Posts Tagged ‘letters’

A Letter To Myself To Be Read On Bad Days

Friday, June 15th, 2012

Dear Suzanne,

Hey. Hi There. How are you? Your hair looks nice like that. And you’ve definitely lost weight so don’t get discouraged, but also don’t forget to eat dessert sometimes because you’re kind of awful when you don’t get dessert.

In case you’re already wondering what this is about, it’s not the letter version of repeating affirmations to yourself in the mirror every morning (because I know you never remember to do that – it makes you feel silly). This is a letter to remind you of how awesome your life is on the days when you can’t do anything besides throw some crackers at the kids and hide in the bathroom until your husband comes home.

Today, Evan woke you up by climbing into bed and giving you hugs. Then he played on the iPad while you dozed and checked email and put off starting the day as long as possible.

That right there – the first 20 minutes of your whole day – should be more than enough to make you realize how lucky you are. Your son is healthy. He slept in his own room last night. He is able to climb. He is able to hug you. You have a bed. You have a room that is a pleasant temperature. You have an iPad. You have an iPhone. Your daughter slept in her own room. She is healthy. She is always excited to see you, even if you make her wait while you get dressed. You do not have to rush out the door for work. You can wake up at 7 am, and at 7:15 decide today is a beach day or a zoo day or a baking day or a library day or a stay-at-home day. Billions – literally, BILLIONS – wish they had a life like that.
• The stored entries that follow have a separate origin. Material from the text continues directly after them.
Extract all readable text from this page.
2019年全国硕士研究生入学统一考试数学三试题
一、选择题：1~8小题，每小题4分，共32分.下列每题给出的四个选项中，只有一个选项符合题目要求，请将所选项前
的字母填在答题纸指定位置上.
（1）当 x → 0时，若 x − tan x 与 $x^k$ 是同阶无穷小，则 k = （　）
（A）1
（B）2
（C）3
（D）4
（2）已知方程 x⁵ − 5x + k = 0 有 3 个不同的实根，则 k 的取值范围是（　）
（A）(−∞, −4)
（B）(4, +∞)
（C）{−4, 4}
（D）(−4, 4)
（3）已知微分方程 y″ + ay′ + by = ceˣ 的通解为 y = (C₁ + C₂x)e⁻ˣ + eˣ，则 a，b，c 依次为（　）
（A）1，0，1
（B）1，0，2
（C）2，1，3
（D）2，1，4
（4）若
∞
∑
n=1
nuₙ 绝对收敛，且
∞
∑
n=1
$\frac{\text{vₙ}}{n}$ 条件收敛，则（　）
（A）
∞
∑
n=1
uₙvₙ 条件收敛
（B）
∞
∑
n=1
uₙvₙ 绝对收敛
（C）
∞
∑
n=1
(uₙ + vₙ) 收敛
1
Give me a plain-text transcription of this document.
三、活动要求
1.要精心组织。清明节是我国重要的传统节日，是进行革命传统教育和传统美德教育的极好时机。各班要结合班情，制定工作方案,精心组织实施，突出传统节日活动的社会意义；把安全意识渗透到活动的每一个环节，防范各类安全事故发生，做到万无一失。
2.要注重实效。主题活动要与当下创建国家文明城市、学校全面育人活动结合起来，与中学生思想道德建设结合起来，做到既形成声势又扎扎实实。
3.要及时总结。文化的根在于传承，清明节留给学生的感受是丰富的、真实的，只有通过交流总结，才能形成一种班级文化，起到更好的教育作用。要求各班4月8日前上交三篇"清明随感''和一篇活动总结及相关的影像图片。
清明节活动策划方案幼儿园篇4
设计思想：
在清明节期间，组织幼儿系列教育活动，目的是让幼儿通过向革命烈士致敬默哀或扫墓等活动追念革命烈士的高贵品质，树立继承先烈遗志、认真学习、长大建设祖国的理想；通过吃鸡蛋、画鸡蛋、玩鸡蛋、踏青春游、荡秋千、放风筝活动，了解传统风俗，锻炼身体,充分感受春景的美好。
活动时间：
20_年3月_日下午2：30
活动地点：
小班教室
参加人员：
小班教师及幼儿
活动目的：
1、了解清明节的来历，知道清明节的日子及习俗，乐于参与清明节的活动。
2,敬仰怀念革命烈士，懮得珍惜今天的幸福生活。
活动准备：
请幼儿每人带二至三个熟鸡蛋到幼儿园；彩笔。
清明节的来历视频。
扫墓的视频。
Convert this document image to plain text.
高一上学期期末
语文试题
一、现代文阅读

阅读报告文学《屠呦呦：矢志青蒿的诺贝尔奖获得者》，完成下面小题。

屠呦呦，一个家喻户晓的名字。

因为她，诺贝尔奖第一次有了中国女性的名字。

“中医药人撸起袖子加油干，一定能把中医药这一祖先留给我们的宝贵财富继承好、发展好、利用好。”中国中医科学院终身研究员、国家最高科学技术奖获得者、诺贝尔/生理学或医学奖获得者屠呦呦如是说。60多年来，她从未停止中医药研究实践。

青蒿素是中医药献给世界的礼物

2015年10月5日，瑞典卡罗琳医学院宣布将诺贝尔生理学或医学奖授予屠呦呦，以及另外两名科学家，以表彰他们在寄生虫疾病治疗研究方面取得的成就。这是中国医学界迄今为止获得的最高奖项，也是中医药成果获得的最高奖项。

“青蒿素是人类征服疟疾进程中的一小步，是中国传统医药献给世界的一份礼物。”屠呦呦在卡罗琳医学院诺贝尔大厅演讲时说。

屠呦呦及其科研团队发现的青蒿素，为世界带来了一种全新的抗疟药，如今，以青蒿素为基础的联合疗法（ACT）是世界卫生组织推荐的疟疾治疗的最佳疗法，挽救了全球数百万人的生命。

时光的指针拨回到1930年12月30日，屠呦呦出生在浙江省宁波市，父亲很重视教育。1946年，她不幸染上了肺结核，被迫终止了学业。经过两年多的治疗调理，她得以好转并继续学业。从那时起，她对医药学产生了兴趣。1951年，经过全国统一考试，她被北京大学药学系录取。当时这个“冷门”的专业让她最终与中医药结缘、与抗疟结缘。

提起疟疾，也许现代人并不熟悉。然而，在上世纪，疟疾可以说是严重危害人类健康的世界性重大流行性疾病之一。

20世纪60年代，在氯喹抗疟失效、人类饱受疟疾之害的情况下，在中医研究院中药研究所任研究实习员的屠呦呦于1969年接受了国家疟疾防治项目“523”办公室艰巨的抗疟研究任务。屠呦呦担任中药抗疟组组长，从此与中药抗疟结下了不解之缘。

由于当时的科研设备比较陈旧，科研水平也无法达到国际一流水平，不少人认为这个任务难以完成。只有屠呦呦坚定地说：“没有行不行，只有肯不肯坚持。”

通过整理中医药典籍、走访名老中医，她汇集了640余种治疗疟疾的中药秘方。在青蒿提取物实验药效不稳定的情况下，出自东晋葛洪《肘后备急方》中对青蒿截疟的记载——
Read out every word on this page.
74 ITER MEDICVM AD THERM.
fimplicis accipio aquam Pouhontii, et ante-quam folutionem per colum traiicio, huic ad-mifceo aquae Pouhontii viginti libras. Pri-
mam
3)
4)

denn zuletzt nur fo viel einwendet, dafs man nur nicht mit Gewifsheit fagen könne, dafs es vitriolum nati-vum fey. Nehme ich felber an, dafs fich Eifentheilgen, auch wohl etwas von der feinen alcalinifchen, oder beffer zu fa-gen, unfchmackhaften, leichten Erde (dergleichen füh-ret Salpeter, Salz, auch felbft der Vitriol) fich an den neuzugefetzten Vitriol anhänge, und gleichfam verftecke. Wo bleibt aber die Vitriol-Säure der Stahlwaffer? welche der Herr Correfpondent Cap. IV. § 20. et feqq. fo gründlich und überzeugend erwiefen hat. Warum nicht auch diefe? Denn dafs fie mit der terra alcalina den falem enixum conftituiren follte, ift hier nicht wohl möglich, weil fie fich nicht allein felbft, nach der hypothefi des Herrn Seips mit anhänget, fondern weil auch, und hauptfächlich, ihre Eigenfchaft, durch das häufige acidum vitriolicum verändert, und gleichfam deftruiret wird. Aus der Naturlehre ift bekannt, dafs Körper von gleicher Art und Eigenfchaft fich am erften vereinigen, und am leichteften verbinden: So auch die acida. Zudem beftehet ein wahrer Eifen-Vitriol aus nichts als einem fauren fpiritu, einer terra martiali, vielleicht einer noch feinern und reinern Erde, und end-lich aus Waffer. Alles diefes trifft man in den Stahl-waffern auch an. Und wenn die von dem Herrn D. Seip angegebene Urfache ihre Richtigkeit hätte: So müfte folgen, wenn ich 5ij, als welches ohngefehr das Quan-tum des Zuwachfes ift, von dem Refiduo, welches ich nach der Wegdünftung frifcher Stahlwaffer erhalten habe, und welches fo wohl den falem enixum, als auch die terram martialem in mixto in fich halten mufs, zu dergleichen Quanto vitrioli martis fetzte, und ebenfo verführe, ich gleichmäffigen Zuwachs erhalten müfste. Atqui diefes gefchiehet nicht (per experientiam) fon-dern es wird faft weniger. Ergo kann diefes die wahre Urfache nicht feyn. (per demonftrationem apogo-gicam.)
Every single day for you is like a weekend for most people. You can shop or get coffee or work out or lie around doing nothing. Your bank account has money in it you did not have to earn but you get to spend. THINK ABOUT THAT. Yes, you are working in a zillion different ways at all hours of the day and night and yes your work as a wife and mother is important but in this country, at this time, that work is worth zero actual dollars. Too bad Target doesn’t accept blood, sweat, tears or poop. You have plenty of those.

Your biggest problem this week is that you double-booked your plans for Tuesday – you promised one friend you would meet her at the Seaport and another that you would be her event photographer at a party for your kids and all your kids’ friends. Oh noes! Your life is SO HARD, but only if by hard you mean “really really freaking awesome.”

Parenting a child is a challenge, and some days it’s a really challenging challenge and some days it feels like a challenge that will never ever end but always remember: IT WILL. Be glad the bad days end but remember the good ones do too. Today will end, tomorrow will end, your children’s youth will end. It will end and you will wonder why you didn’t enjoy more of it.

So go ahead, have a bad day. Feel sorry for your plight as an over-worked, over-stressed, under-appreciated mom. Count the minutes until you can pour a glass of wine or collapse into bed. Everyone’s allowed to have bad days. But when you wake up tomorrow with a snuggly ginger playing Angry Birds and a day of nothing but fun ahead of you, stop feeling bad and start appreciating how great your life is.


Past Suzanne

p.s. Don’t forget to eat the strawberry freezer jam. You tend to forget stuff you put in the downstairs fridge. Speaking of which, it’s probably time to throw out the egg nog.